MORNING QUOTES III

quotations about morning

Dawn has power to fertilise the most matter-of-fact vision.

JOHN GALSWORTHY

The Forsyte Saga

Tags: John Galsworthy


Each morning is a fresh beginning. We are, as it were, just beginning life. We have it entirely in our own hands. And when the morning with its fresh beginning comes, all yesterdays should be yesterdays, with which we have nothing to do.

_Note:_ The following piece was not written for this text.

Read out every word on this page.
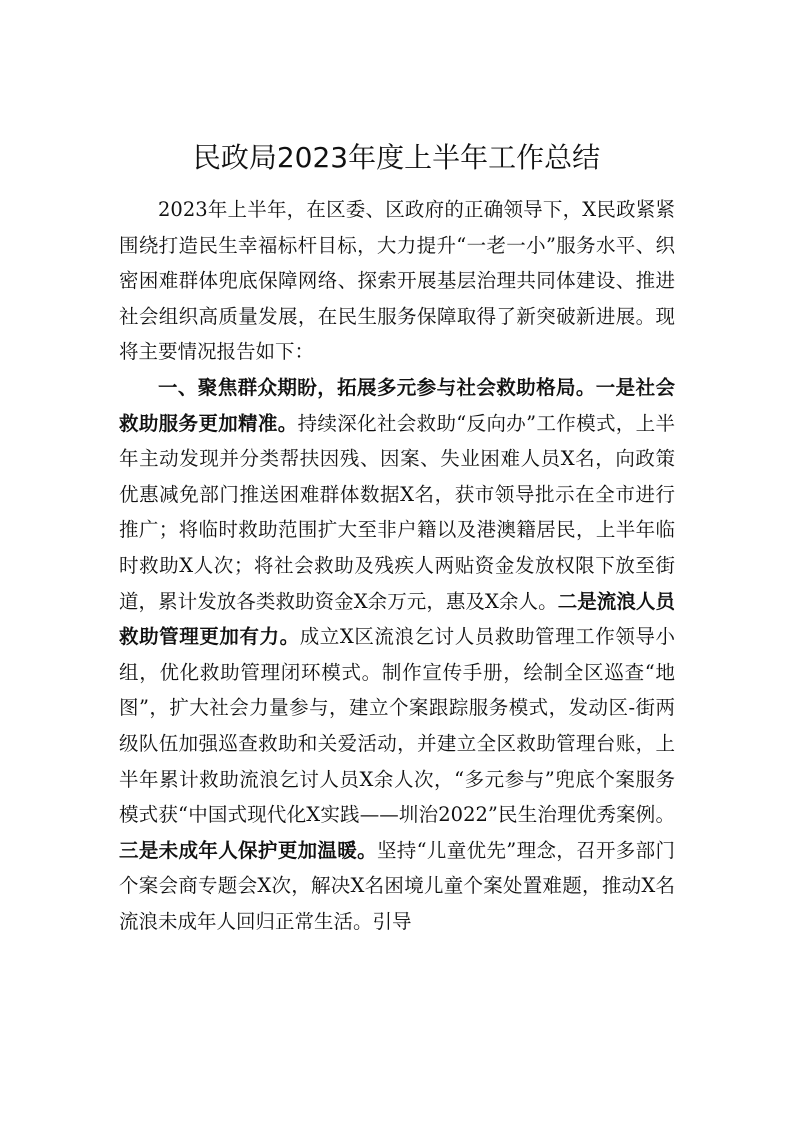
民政局2023年度上半年工作总结

2023年上半年，在区委、区政府的正确领导下，X民政紧紧围绕打造民生幸福标杆目标，大力提升“一老一小”服务水平、织密困难群体兜底保障网络、探索开展基层治理共同体建设、推进社会组织高质量发展，在民生服务保障取得了新突破新进展。现将主要情况报告如下：

一、聚焦群众期盼，拓展多元参与社会救助格局。一是社会救助服务更加精准。持续深化社会救助“反向办”工作模式，上半年主动发现并分类帮扶因残、因案、失业困难人员X名，向政策优惠减免部门推送困难群体数据X名，获市领导批示在全市进行推广；将临时救助范围扩大至非户籍以及港澳籍居民，上半年临时救助X人次；将社会救助及残疾人两贴资金发放权限下放至街道，累计发放各类救助资金X余万元，惠及X余人。二是流浪人员救助管理更加有力。成立X区流浪乞讨人员救助管理工作领导小组，优化救助管理闭环模式。制作宣传手册，绘制全区巡查“地图”，扩大社会力量参与，建立个案跟踪服务模式，发动区-街两级队伍加强巡查救助和关爱活动，并建立全区救助管理台账，上半年累计救助流浪乞讨人员X余人次，“多元参与”兜底个案服务模式获“中国式现代化X实践——圳治2022”民生治理优秀案例。三是未成年人保护更加温暖。坚持“儿童优先”理念，召开多部门个案会商专题会X次，解决X名困境儿童个案处置难题，推动X名流浪未成年人回归正常生活。引导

Sufficient is it to know that the way we lived our yesterday has determined for us our today.

RALPH WALDO TRINE

In Tune With the Infinite


The sun just touched the morning;
The morning, happy thing,
Supposed that he had come to dwell,
And life would be all spring.

EMILY DICKINSON

"The sun just touched the morning"

Tags: Emily Dickinson


Daylight appears just about to rise
To its feet, like a guest
Who's sat all night
Keeping time to lively music.

TRACY K. SMITH

"Serenade"

Tags: Tracy K. Smith


Of all the things we fashioned for them that they might be comforted, dawn is the one that works. When darkness sifts from the air like fine soft soot and light spreads slowly out of the east then all but the most wretched of humankind rally.

JOHN BANVILLE

The Infinities

Tags: John Banville


The last dreams dance like shadows on the walls, and the morning is like a slow fish emerging from the seabed.

ALEX MANLY

Their Strange Moves: Vendor of Illusions


Now morn, her rosy steps in th' eastern clime
Advancing, sow'd the earth with Orient pearl.

JOHN MILTON

Paradise Lost

Tags: John Milton


Each Morn a thousand Roses brings, you say;
Yes, but where leaves the Rose of Yesterday?

EDWARD FITZGERALD

Rubáiyát of Omar Khayyám

Tags: Edward Fitzgerald


Dawn of a brighter, whiter day
Than ever blessed us with its ray--
A dawn beneath whose purer light all guilt and wrong shall fade away.

ELIZABETH AKERS ALLEN

"Spring at the Capital"

Tags: Elizabeth Akers Allen


The bright incarnate spirit of the Morn.

ALFRED AUSTIN

Madonna's Child

Tags: Alfred Austin


Every morning is new as the last one, uncreased
as the not quite imaginable first.

JANE HIRSHFIELD

"Sky: An Assay"

Tags: Jane Hirshfield


On, on we went, till at last the east began to blush like the cheek of a girl. Then there came faint rays of primrose light, that changed presently to golden bars, through which the dawn glided out across the desert. The stars grew pale and paler still, till at last they vanished; the golden moon waxed wan, and her mountain ridges stood out against her sickly face like the bones on the cheek of a dying man. Then came spear upon spear of light flashing far away across the boundless wilderness, piercing and firing the veils of mist, till the desert was draped in a tremulous golden glow, and it was day.

H. RIDER HAGGARD

King Solomon's Mines


The morning lit, the birds arose;
The monster's faded eyes
Turned slowly to his native coast,
And peace was Paradise!

EMILY DICKINSON

"A Tempest"

Tags: Emily Dickinson


An hour before the worshipp'd sun
Peer'd from the golden window of the east.

WILLIAM SHAKESPEARE

Romeo and Juliet

Tags: William Shakespeare


Night's candles are burnt out, and jocund day
Stands tiptoe on the misty mountain tops.

WILLIAM SHAKESPEARE

Romeo and Juliet

Tags: William Shakespeare


The morning is like a window, the day like a wall, the night like a mirror.

CHANG HSI-KUO

The City Trilogy


Morning has broken,
Like the first morning,
Blackbird has spoken
Like the first bird.
Praise for the singing!
Praise for the morning!
Praise for them springing
Fresh from the Word!

ELEANOR FARJEON

"Morning Has Broken"


Great streets of silence led away
To neighborhoods of pause;
Here was no notice, no dissent,
No universe, no laws.

By clock 'twas morning, and for night
The bells at distance called;
But epoch has no basis here,
For period exhaled.

EMILY DICKINSON

"Void"

Tags: Emily Dickinson


Rise, happy morn, rise, holy morn,
Draw forth the cheerful day from night;
O Father, touch the east, and light
The light that shone when Hope was born.

ALFRED TENNYSON

In Memoriam A.H.H.

Tags: Alfred Tennyson


Rise early, that by habit it may become familiar, agreeable, healthy, and profitable. It may, for a while, be irksome to do this, but that will wear off; and the practice will produce a rich harvest forever thereafter; whether in public or private walks of life.